The adjustment follows channel checks conducted by Stifel’s research team, headed by analyst Brad Reback, which revealed a slight deterioration in sentiment among system integration partners during the quarter. Multiple contacts attributed the softer tone to normal seasonal patterns as sales pipelines are rebuilt after an intense fourth-quarter close.
The federal government segment has experienced a substantial year-over-year contraction when compared against an exceptionally strong comparison period that delivered 30% expansion. Stifel’s analysis also accounts for a $15 million contract de-obligation related to the Deferred Resignation initiative, although analysts believe this adjustment was likely already incorporated into the company’s initial projections.
“Federal business appears significantly weaker on a year-over-year basis versus what was an exceptionally strong prior-year comparison,” Reback stated in the research note. He emphasized that the decline seems more pronounced than what management had initially forecasted.
The firm now anticipates approximately 50 basis points of first-quarter current remaining performance obligation (cRPO) outperformance relative to guidance — a decrease from the roughly 100 basis points seen in the previous quarter. This projection suggests cRPO growth of about 20.5% year-over-year in constant currency terms, marginally exceeding the company’s 20% guidance range.
Federal Sector Challenges Take Center Stage
The lowered price objective also reflects ongoing business model evolution as enterprise clients increasingly adopt ServiceNow’s artificial intelligence capabilities. This transition toward consumption-based pricing models introduces potential revenue timing variability and possible gross margin pressure, although the company maintains a healthy 77.5% gross profit margin based on trailing twelve-month figures.
Stifel anticipates improvement in the federal government vertical during Q2 2026, noting that the second quarter of 2025 absorbed the most significant impacts from DOGE-related spending cuts, creating an easier year-over-year comparison baseline.
System integration partners expressed greater confidence regarding the second-quarter sales pipeline, offering grounds for cautious optimism as the year progresses into the second half.

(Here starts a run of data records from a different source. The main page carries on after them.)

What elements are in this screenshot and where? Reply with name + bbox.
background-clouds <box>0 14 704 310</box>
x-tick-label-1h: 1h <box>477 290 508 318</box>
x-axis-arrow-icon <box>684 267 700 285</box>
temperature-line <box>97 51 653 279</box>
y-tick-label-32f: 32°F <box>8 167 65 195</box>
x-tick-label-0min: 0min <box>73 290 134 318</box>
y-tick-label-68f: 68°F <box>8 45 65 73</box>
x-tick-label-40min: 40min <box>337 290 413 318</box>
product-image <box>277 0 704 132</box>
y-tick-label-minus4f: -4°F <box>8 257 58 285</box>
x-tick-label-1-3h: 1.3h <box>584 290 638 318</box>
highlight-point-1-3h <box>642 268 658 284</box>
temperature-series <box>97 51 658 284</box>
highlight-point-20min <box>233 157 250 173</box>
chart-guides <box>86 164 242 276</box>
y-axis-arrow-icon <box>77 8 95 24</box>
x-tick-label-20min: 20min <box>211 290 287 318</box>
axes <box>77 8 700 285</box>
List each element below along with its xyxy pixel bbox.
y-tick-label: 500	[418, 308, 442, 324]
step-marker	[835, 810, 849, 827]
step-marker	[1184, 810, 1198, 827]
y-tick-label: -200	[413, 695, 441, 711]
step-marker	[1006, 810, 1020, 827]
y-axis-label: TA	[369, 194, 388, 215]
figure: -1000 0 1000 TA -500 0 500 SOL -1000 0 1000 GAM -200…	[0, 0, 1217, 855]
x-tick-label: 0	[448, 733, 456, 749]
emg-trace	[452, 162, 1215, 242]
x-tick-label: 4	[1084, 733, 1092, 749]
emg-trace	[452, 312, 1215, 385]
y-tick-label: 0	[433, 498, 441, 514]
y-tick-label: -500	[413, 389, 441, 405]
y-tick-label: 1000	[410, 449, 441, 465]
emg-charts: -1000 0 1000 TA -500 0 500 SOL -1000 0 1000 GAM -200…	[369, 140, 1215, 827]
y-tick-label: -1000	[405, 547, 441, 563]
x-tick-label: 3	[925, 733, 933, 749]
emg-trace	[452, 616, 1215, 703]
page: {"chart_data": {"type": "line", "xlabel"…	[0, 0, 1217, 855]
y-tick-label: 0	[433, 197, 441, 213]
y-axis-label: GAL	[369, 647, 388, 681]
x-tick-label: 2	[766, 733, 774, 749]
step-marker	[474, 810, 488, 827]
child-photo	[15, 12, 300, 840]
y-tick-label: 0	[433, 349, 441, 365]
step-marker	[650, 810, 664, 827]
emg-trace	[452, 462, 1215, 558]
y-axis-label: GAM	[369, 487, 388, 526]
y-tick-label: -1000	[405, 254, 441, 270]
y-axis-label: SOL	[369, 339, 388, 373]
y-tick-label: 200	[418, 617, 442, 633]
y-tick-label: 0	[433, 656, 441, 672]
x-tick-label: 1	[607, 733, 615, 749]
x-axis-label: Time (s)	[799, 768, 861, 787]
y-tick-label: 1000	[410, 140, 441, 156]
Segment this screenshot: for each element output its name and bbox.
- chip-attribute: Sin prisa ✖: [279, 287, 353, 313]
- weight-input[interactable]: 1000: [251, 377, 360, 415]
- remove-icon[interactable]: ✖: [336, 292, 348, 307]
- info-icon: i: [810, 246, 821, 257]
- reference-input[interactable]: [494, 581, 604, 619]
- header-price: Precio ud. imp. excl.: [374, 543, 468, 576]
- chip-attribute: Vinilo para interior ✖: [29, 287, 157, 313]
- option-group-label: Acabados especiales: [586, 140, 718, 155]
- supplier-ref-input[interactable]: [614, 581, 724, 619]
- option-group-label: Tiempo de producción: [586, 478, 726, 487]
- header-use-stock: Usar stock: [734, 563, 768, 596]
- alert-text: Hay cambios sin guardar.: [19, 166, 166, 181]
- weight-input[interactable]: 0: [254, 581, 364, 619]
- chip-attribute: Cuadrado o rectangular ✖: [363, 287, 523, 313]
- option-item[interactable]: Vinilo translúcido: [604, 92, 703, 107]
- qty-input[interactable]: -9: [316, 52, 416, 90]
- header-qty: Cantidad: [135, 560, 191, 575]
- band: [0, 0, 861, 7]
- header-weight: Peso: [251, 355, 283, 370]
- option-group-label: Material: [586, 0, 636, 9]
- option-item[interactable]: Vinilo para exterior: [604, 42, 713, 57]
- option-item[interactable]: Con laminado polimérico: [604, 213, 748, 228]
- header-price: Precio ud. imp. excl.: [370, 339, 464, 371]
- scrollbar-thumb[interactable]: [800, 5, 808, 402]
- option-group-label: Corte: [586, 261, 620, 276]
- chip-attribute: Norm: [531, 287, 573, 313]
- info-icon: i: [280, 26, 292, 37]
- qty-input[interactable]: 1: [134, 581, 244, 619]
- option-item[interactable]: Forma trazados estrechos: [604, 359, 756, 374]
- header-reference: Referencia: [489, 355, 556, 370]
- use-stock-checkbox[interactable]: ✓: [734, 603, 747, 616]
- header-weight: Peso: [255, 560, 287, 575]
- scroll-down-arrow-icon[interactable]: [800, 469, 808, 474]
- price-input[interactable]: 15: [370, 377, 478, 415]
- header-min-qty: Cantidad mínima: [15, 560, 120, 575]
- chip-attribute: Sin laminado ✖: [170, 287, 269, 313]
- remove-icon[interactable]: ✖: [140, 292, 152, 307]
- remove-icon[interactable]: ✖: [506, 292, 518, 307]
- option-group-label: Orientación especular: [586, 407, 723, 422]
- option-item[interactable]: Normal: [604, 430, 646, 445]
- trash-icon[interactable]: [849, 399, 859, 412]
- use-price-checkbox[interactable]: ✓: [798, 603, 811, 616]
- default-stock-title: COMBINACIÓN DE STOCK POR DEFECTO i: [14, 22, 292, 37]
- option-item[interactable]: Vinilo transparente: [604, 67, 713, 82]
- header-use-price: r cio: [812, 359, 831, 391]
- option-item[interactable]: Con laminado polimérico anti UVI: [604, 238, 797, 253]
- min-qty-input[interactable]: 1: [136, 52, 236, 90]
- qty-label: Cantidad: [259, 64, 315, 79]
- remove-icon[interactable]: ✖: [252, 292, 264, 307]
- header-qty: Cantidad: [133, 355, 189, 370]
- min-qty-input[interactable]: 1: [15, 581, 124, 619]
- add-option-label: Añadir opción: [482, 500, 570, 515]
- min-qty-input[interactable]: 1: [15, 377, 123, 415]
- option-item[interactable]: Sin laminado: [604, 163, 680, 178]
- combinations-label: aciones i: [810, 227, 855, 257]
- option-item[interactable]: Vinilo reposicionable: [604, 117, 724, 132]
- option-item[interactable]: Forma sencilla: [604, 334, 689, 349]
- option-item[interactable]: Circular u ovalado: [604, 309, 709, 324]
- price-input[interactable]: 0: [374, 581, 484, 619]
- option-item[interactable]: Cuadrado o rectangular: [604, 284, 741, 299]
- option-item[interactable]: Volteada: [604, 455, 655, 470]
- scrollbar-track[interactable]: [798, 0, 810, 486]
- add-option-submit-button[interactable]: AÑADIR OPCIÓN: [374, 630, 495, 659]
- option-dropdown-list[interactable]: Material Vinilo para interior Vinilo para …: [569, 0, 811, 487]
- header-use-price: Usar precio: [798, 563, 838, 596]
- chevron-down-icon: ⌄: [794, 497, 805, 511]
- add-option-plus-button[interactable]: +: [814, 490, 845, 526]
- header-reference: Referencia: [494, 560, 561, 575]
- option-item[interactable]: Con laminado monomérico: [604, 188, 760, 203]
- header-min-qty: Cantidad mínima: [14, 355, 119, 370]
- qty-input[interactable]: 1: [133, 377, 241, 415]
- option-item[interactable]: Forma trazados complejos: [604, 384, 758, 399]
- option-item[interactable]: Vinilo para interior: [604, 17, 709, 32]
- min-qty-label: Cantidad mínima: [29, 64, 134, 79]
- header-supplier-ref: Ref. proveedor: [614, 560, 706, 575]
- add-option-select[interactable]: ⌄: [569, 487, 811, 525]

First Quarter Results Approaching
ServiceNow plans to announce its first quarter 2026 financial performance on April 22 following the market close. Analyst consensus forecasts call for adjusted earnings per share of $0.97, GAAP earnings per share of $0.53, and total revenue of $3.75 billion. Management’s official guidance range projected revenue between $3.650 billion and $3.655 billion.
Despite delivering revenue growth exceeding 20% for three consecutive quarters, the shares have faced persistent selling pressure, declining more than 40% over the past half-year period.
Several other Wall Street firms have similarly reduced their price targets in recent weeks. FBN Securities lowered its objective to $160 from $220 while keeping an Outperform rating. BNP Paribas Exane maintained its Outperform stance with a $140 target price.
Citizens JMP Securities remains among the more optimistic voices, holding a Market Outperform rating with a $260 price target and projecting the Now Assist platform will generate $1 billion in annual contract value by calendar year 2026.
NOW shares currently trade at $104.04, positioned near the 52-week low of $98 reached earlier this year.